At this point in Lumberjanes #8, Stevenson and Ellis’ planning comes to the light. The expression, lessons and running theme of “Friendship to the max!” has run with great strength throughout the entire series. Certainly, Lumberjanes is sweet, whimsical and campy at different points throughout the series and even through the penned moments of silliness it never strays from feeling incredibly sincere. The ending that the writers have presented in Lumberjanes #8 is not particularly earth shattering and probably won’t change your life as reader experiencing it, yet it serves each character in turn and their overall narrative as a team.
It has officially been confirmed by the creative team via Twitter that Lumberjanes will be returning to print and that Lumberjanes #8 is not the end of the adventures of Jo, April, Ripley, Molly and Mal and I look forward to seeing these girls grow older and change and perhaps have to be reminded of the lesson that this series has worked so hard and so diligently to teach them.
SMART AND STUNNING
As with the quality of the writing team, artist Brooke Allen delivers a product that remains on par with the rest of her work throughout the series in Lumberjanes #8. The themes tackled throughout this issue and the scale in which they are told on are the largest we’ve yet seen for the girls and Allen shines in several moments.
The great power source that Apollo and Diane are racing toward winds up in the hands of Ripley and the least emotionally stable character in Lumberjanes #8 suddenly has the greatest power in their known universe at her fingertips.
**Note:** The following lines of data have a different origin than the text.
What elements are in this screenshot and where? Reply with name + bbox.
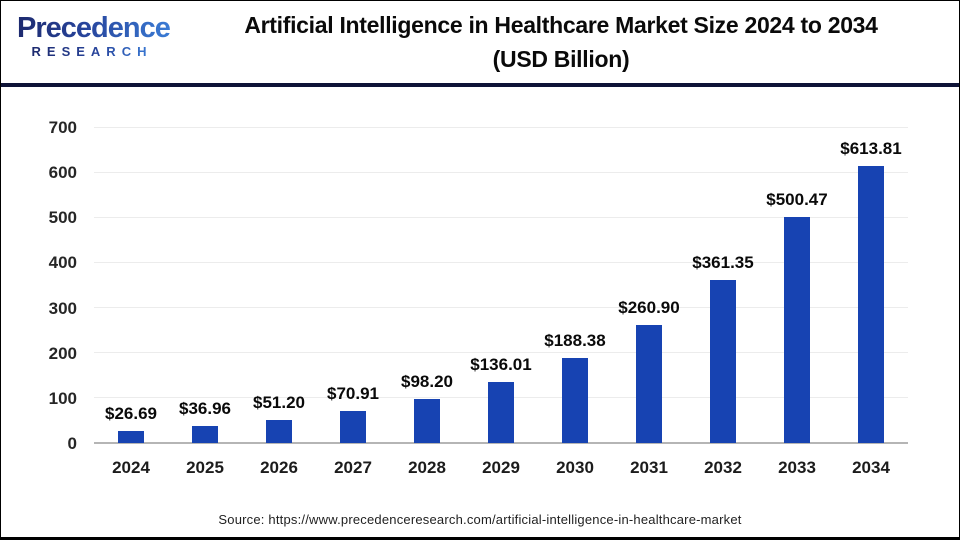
bar-2028 — [414, 398, 440, 443]
x-axis-label-2032: 2032 — [704, 458, 742, 477]
bar-value-2025: $36.96 — [179, 399, 231, 419]
gridline-200 — [94, 352, 908, 354]
y-axis-label-0: 0 — [67, 434, 77, 453]
bar-value-2032: $361.35 — [692, 252, 754, 272]
bar-value-2026: $51.20 — [253, 392, 305, 412]
precedence-research-logo: Precedence RESEARCH — [17, 12, 171, 61]
y-axis-label-600: 600 — [48, 163, 77, 183]
bar-value-2030: $188.38 — [544, 330, 606, 350]
bar-value-2033: $500.47 — [766, 190, 828, 210]
chart-title-line2: (USD Billion) — [492, 46, 630, 72]
bar-value-2027: $70.91 — [327, 383, 379, 403]
bar-2027 — [340, 410, 366, 443]
x-axis-label-2029: 2029 — [482, 458, 520, 477]
y-axis-label-400: 400 — [48, 253, 77, 273]
x-axis-label-2026: 2026 — [260, 458, 298, 477]
bar-value-2034: $613.81 — [840, 138, 902, 158]
gridline-300 — [94, 307, 908, 309]
y-axis-label-700: 700 — [48, 118, 77, 137]
y-axis-label-200: 200 — [48, 343, 77, 363]
gridline-700 — [94, 126, 908, 128]
bar-2025 — [192, 426, 218, 443]
bar-2032 — [710, 279, 736, 443]
bar-value-2029: $136.01 — [470, 354, 532, 374]
chart-title: Artificial Intelligence in Healthcare Ma… — [169, 8, 953, 76]
y-axis-label-100: 100 — [48, 388, 77, 408]
x-axis-label-2034: 2034 — [852, 458, 890, 477]
bar-2034 — [858, 165, 884, 443]
gridline-500 — [94, 216, 908, 218]
bar-value-2031: $260.90 — [618, 298, 680, 318]
header: Precedence RESEARCH Artificial Intellige… — [1, 1, 959, 84]
logo-wordmark: Precedence — [17, 12, 171, 44]
bar-value-2024: $26.69 — [105, 403, 157, 423]
x-axis-label-2031: 2031 — [630, 458, 668, 477]
bar-value-2028: $98.20 — [401, 371, 453, 391]
source-attribution: Source: https://www.precedenceresearch.c… — [218, 512, 742, 527]
header-divider — [1, 83, 959, 87]
bar-2026 — [266, 419, 292, 443]
x-axis-label-2025: 2025 — [186, 458, 224, 477]
x-axis-label-2033: 2033 — [778, 458, 816, 477]
x-axis-label-2027: 2027 — [334, 458, 372, 477]
y-axis-label-300: 300 — [48, 298, 77, 318]
gridline-600 — [94, 171, 908, 173]
x-axis-label-2028: 2028 — [408, 458, 446, 477]
bar-2030 — [562, 357, 588, 443]
y-axis-label-500: 500 — [48, 208, 77, 228]
x-axis-label-2024: 2024 — [112, 458, 150, 477]
bar-2029 — [488, 381, 514, 443]
chart-title-line1: Artificial Intelligence in Healthcare Ma… — [244, 12, 878, 38]
gridline-400 — [94, 261, 908, 263]
x-axis-line — [94, 442, 908, 444]
x-axis-label-2030: 2030 — [556, 458, 594, 477]
bar-2033 — [784, 217, 810, 443]
bar-2031 — [636, 325, 662, 443]
bar-2024 — [118, 430, 144, 443]
logo-subtitle: RESEARCH — [31, 44, 153, 60]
Across several panels artist Brooke Allen does nothing short of present Ripley as a goddess. Ripley has been the scruffiest and least feminine character throughout Lumberjanes and Allen draws her with such striking beauty that I found myself just looking at her for several seconds.
Allen moves the fights scenes throughout Lumberjanes #8 along at a quick clip. When I started reading the series I wasn’t in love with Allen’s Adventure Time-inspired cartoon-y style and I was wrong. The battle between the Lumberjanes, the boys and the wicked twins features many, many elongated limbs and physics-defying movies and it’s just stunning to behold.
Lumberjanes #8 has some sweet intimate moments between characters (one I won’t go into much detail about happens between Mal and Molly comes to mind …), and Allen is seamlessly able to highlight them by taking a step away from the overall chaos present in the issue. She intelligently selects the most important moments for readers to see and is instrumental in the breakneck pace Lumberjanes #8 and other issues in the series read at.
THE BOTTOM LINE: FANTASTIC FINALE
Lumberjanes #8 is a great finish to a great series. It satisfies from a narrative and character perspective, it’s lovely to look at and just fun as all get out. This is an awesome issue!